10-18-2004, 03:43 PM
Keyser Soze Wrote:Here are a list of ACLU accomplisments recently in Texas alone.....like hoon said obsolete.
As of August, 2001 the ACLU of Texas:
won our protracted legal battle to secure the separation of church and state in ACLU v. Santa Fe (Texas), now the leading U.S. Supreme Court decision to keep prayer out of the schools (and off the football fields where religious conservatives drew a line in the turf).
favorably settled two cases guaranteeing the civil rights of gay and lesbian families in local school districts and another requiring a school to recognize a gay and lesbian student group in a south Texas high school;
responded to an onslaught of religious conservative pressure on local school boards by producing and promoting a statewide Banned Books Report and Banned Books readings;
won a case against a city that tried to ban books related to gay and lesbian families from the public library;
won a case at the Texas Supreme Court affirming inmates' right to practice any religion in prison, and prohibiting the administration from favoring one religion over another;
settled a case for a substantial sum that forced former Governor George W. Bush to respect citizens' right to protest on the sidewalk in front of the governor's mansion.

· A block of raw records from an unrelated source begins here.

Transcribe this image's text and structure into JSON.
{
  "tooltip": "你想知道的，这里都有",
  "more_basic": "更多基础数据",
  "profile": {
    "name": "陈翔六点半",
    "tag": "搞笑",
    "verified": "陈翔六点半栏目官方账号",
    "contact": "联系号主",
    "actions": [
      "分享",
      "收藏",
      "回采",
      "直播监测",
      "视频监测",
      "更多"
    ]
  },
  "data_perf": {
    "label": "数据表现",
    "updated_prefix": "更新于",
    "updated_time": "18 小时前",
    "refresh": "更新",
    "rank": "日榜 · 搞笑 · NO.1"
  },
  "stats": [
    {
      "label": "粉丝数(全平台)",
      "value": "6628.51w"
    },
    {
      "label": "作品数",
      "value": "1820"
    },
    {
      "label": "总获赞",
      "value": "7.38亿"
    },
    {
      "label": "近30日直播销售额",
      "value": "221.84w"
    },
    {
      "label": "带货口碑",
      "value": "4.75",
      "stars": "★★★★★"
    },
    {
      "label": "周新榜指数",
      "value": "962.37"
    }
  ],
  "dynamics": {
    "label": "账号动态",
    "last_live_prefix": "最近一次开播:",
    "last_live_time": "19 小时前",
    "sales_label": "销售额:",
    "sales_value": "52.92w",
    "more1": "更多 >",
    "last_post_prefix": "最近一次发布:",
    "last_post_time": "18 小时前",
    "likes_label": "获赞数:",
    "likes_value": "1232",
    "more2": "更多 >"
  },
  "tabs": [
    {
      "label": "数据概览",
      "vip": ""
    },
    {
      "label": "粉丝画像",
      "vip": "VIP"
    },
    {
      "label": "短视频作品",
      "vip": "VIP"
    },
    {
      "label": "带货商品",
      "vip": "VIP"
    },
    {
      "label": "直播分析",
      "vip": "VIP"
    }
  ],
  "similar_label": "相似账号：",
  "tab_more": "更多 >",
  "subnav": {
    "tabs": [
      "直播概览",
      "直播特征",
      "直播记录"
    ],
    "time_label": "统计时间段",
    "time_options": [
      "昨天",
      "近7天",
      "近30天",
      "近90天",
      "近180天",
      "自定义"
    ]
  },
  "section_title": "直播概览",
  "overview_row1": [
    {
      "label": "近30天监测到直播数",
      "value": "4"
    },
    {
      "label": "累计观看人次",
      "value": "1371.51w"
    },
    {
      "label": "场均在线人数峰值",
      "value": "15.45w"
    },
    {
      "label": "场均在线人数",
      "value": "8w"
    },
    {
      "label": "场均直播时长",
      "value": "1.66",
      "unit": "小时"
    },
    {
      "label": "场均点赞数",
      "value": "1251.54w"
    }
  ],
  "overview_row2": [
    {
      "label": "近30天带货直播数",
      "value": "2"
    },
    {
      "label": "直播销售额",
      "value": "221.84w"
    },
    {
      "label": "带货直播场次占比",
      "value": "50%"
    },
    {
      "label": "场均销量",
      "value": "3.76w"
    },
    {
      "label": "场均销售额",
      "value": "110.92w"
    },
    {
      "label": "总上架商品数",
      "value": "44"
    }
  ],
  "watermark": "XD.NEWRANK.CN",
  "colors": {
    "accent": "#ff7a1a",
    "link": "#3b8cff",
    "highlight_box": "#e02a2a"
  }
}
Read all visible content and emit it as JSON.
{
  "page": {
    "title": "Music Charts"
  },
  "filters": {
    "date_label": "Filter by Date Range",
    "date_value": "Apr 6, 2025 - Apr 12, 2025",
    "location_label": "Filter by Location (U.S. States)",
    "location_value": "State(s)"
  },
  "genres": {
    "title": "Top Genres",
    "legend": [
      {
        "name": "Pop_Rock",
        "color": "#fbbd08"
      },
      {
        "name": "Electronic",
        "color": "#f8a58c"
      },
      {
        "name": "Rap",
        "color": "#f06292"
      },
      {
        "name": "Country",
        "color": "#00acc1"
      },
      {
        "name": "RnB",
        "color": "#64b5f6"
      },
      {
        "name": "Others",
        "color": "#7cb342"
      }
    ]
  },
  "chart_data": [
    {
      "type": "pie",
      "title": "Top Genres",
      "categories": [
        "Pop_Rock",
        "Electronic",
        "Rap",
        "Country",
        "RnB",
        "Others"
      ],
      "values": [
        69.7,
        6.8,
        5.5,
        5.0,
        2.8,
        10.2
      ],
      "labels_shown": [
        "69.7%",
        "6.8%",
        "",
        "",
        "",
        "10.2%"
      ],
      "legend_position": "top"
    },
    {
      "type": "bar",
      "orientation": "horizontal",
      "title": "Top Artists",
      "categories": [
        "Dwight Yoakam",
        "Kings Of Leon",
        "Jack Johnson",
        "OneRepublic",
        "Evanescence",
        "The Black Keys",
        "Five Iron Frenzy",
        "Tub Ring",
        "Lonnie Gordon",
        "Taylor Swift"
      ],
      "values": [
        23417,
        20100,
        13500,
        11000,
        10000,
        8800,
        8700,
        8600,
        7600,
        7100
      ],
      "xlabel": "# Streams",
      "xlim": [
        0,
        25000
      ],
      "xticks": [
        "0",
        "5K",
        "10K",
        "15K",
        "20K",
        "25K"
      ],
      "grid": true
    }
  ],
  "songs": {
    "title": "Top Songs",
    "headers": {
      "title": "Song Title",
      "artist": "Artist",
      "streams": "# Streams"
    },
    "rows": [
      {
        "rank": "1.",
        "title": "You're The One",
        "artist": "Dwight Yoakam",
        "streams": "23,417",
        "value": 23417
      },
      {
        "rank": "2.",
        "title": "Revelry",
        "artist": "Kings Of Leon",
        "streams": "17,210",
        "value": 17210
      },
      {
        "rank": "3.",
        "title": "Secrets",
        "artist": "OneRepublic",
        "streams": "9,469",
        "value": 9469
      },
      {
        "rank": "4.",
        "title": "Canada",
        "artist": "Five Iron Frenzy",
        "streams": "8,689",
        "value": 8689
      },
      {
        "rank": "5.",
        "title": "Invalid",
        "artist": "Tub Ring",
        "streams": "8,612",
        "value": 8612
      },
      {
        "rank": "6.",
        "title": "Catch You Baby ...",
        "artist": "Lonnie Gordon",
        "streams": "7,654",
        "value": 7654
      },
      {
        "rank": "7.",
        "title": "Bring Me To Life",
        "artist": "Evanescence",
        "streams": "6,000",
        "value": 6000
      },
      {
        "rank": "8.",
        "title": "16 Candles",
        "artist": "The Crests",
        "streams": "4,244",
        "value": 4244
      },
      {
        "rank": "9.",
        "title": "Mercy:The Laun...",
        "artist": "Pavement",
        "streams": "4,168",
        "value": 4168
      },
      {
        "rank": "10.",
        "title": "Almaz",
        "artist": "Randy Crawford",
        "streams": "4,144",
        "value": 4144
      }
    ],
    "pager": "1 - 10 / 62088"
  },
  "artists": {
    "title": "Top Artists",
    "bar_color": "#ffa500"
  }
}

The ACLU of Texas was ready, promoting new laws to curb the excesses of the drug war, prevent racial profiling and racially motivated prosecutions, and to ensure that innocent people incarcerated have a chance to prove their innocence and gain freedom.
The ACLU:
drafted and helped pass the "Tulia bills" requiring additional evidence to corroborate the word of undercover drug informants and making certain police records public;
negotiated legislation that requires the collection of racial profiling data at traffic stops;
vigorously promoted the "Soccer Mom" bill, passed by both houses but vetoed by Gov. Rick Perry, that would have prohibited jailing people for non-jailable offenses except under limited circumstances;
led negotiations to ensure that all inmates-including those who signed plea agreements-will have access to DNA testing if those tests might prove their innocence and responded promptly when Harris County attempted to subvert the new law by requiring DNA "waivers" as part of plea agreements;
sponsored the Stand Down Project, which led the state legislative effort to limit application of the death penalty to the mentally retarded (passed the legislature but vetoed by Governor Rick Perry) as well as more than a dozen other death-penalty-related bills.
Our remarkable criminal justice reform work was not limited to the legislature. In the past year, ACLU of Texas:
won two Harris county cases affirming the rights of indigent defendants to appeal their case to a higher court without losing good time credits;
filed a Justice Department complaint and a civil case against Swisher County officials in the now infamous Tulia drug bust;
intervened after dozens of African Americans were arrested in Hearne, Texas based only on the uncorroborated word of an informant. ACLU's investigation resulted in the dismissal of charges against the 17 people who did not take a plea.